David Lipton, the first deputy managing director of the International Monetary Fund, said that Korea should take steps to “rebalance” the local economy by boosting domestic demand in order to protect itself from external shocks.

In a press briefing held yesterday in Myeong-dong, central Seoul, the high-ranking IMF official said that rising oil prices should not spark government subsidies to protect consumers at the expense of fiscal health.

“Countries in Asia should take care to protect themselves, to take steps to rebalance demand to support domestic consumption growth,” he said. “[This is] so that even if the rest of the world’s economy is somewhat sluggish, Asian growth will remain substantial.”

Lipton said that although downside risks from the European debt crisis have receded, remaining troubles “include a recurrency problem in Europe, possible inflationary pressures, volatile capital flows as well as the possibility of higher oil prices.”
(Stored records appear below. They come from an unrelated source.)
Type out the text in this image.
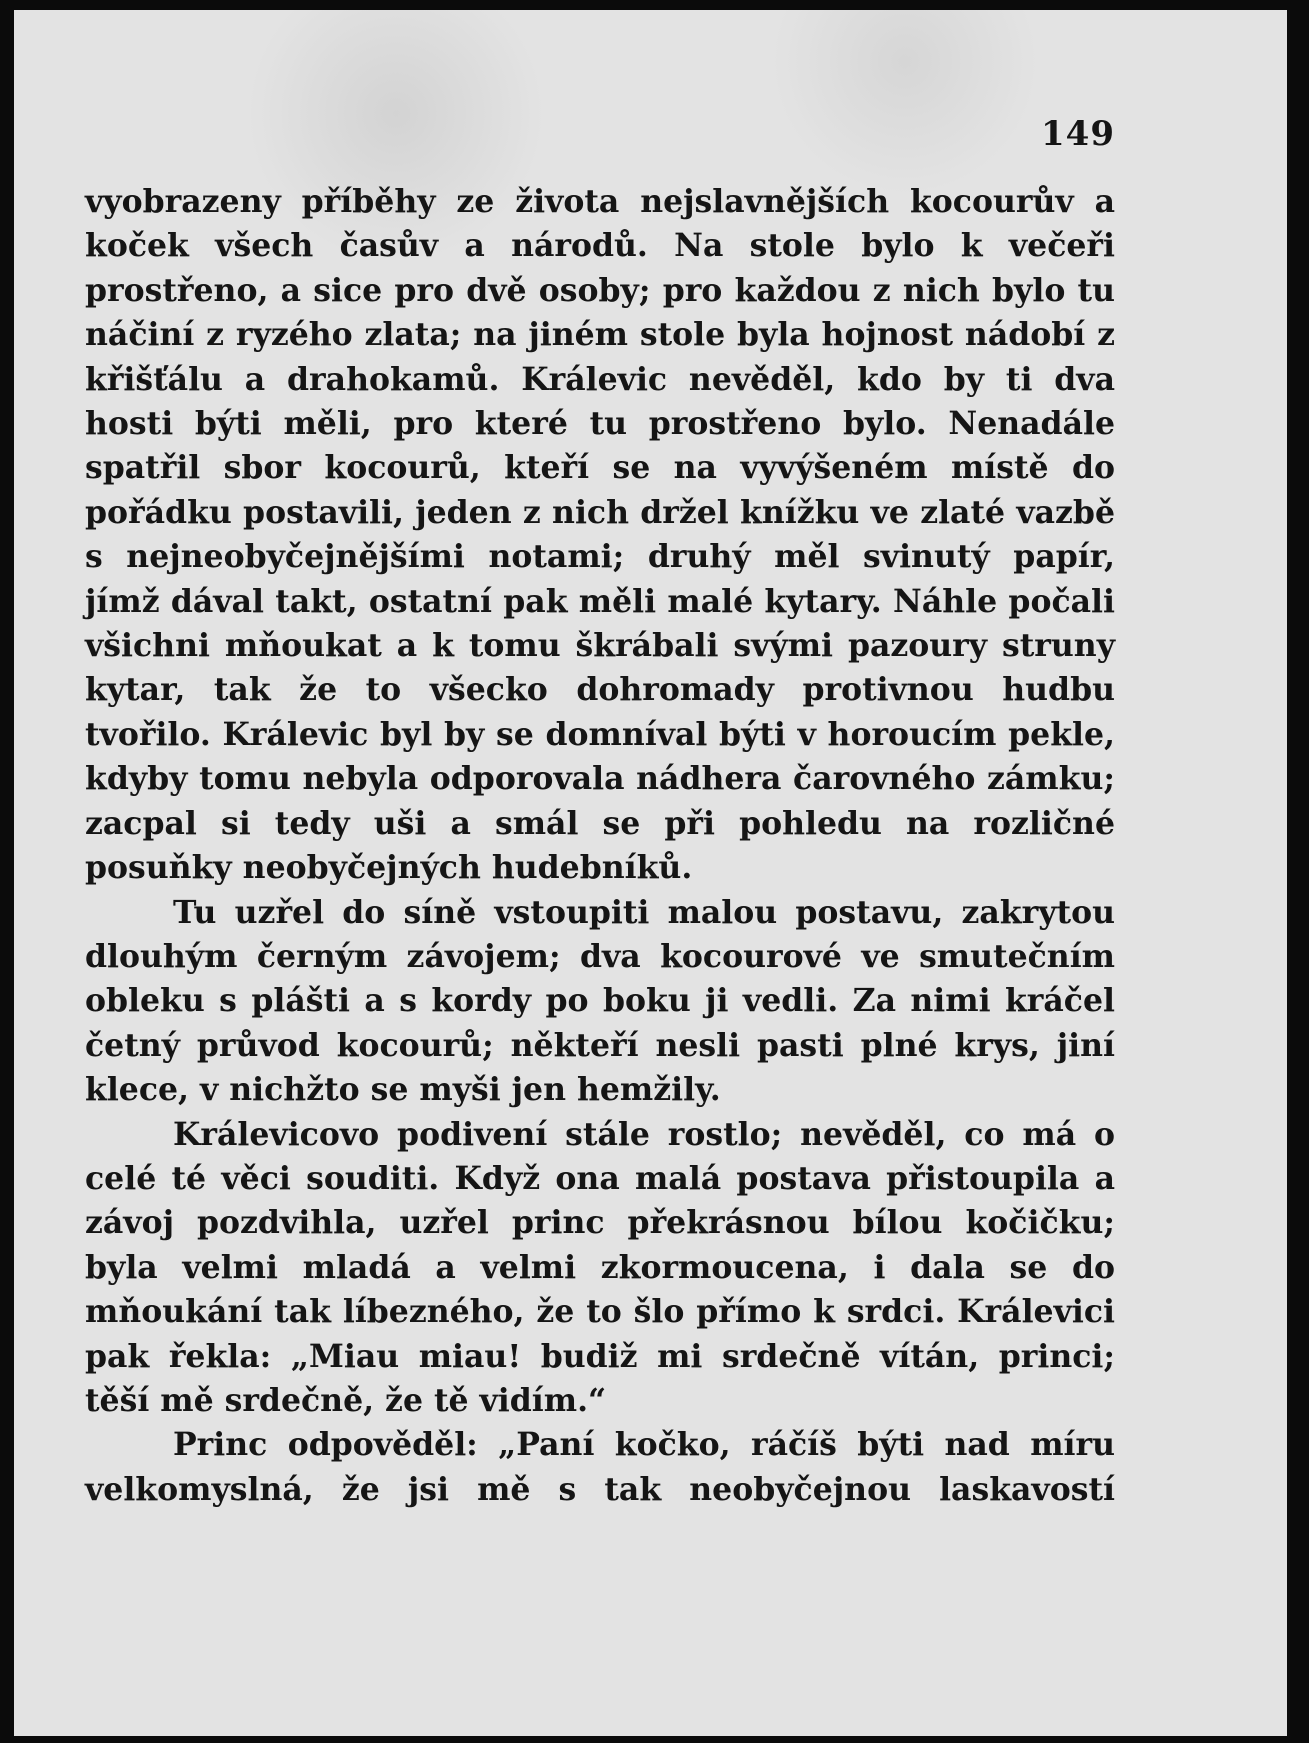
149

vyobrazeny příběhy ze života nejslavnějších kocourův a koček všech časův a národů. Na stole bylo k večeři prostřeno, a sice pro dvě osoby; pro každou z nich bylo tu náčiní z ryzého zlata; na jiném stole byla hojnost nádobí z křišťálu a drahokamů. Králevic nevěděl, kdo by ti dva hosti býti měli, pro které tu prostřeno bylo. Nenadále spatřil sbor kocourů, kteří se na vyvýšeném místě do pořádku postavili, jeden z nich držel knížku ve zlaté vazbě s nejneobyčejnějšími notami; druhý měl svinutý papír, jímž dával takt, ostatní pak měli malé kytary. Náhle počali všichni mňoukat a k tomu škrábali svými pazoury struny kytar, tak že to všecko dohromady protivnou hudbu tvořilo. Králevic byl by se domníval býti v horoucím pekle, kdyby tomu nebyla odporovala nádhera čarovného zámku; zacpal si tedy uši a smál se při pohledu na rozličné posuňky neobyčejných hudebníků.

Tu uzřel do síně vstoupiti malou postavu, zakrytou dlouhým černým závojem; dva kocourové ve smutečním obleku s plášti a s kordy po boku ji vedli. Za nimi kráčel četný průvod kocourů; někteří nesli pasti plné krys, jiní klece, v nichžto se myši jen hemžily.

Králevicovo podivení stále rostlo; nevěděl, co má o celé té věci souditi. Když ona malá postava přistoupila a závoj pozdvihla, uzřel princ překrásnou bílou kočičku; byla velmi mladá a velmi zkormoucena, i dala se do mňoukání tak líbezného, že to šlo přímo k srdci. Králevici pak řekla: „Miau miau! budiž mi srdečně vítán, princi; těší mě srdečně, že tě vidím.“

Princ odpověděl: „Paní kočko, ráčíš býti nad míru velkomyslná, že jsi mě s tak neobyčejnou laskavostí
“Asia needs to be watchful to deal with problems that may arise,” he added. “We don’t believe the increase [in oil prices] is a very grave threat to the global economy or to Asia, but risks of further price increases [exist] because of geopolitical risks concerning Iran,” Lipton said.

The spot price of Dubai crude, which made up 87.2 percent of Korea’s oil imports in 2011, rose to $123.6 per barrel as of Monday - up nearly 16 percent since the beginning of the year, when a barrel cost $106.58 on Jan. 3, according to Bloomberg.

“It’s very important that an oil price increase does not turn into a big subsidy program that undermines the public financials and disturbs the macroeconomic situation,” Lipton said.

On the reason why the high-ranking IMF official visited Korea, he mentioned the Fund’s current efforts to garner a consensus for an increase in its lending capacity.

“We’re trying to work to make sure there is a sufficient amount of official finance to cope with whatever problems may arise,” he said. “We’re targeting $1 trillion in available resources.”

Late last month in Mexico City, Group of 20 finance ministers and central bank governors met to discuss increasing the IMF’s current lending capacity. The talks, attended by Korean counterparts, led to a broad agreement that an increase in IMF resources could be done through bilateral borrowing and note purchase agreements, but that “concrete decisions will await the reassessment by euro zone countries,” according to an IMF press release.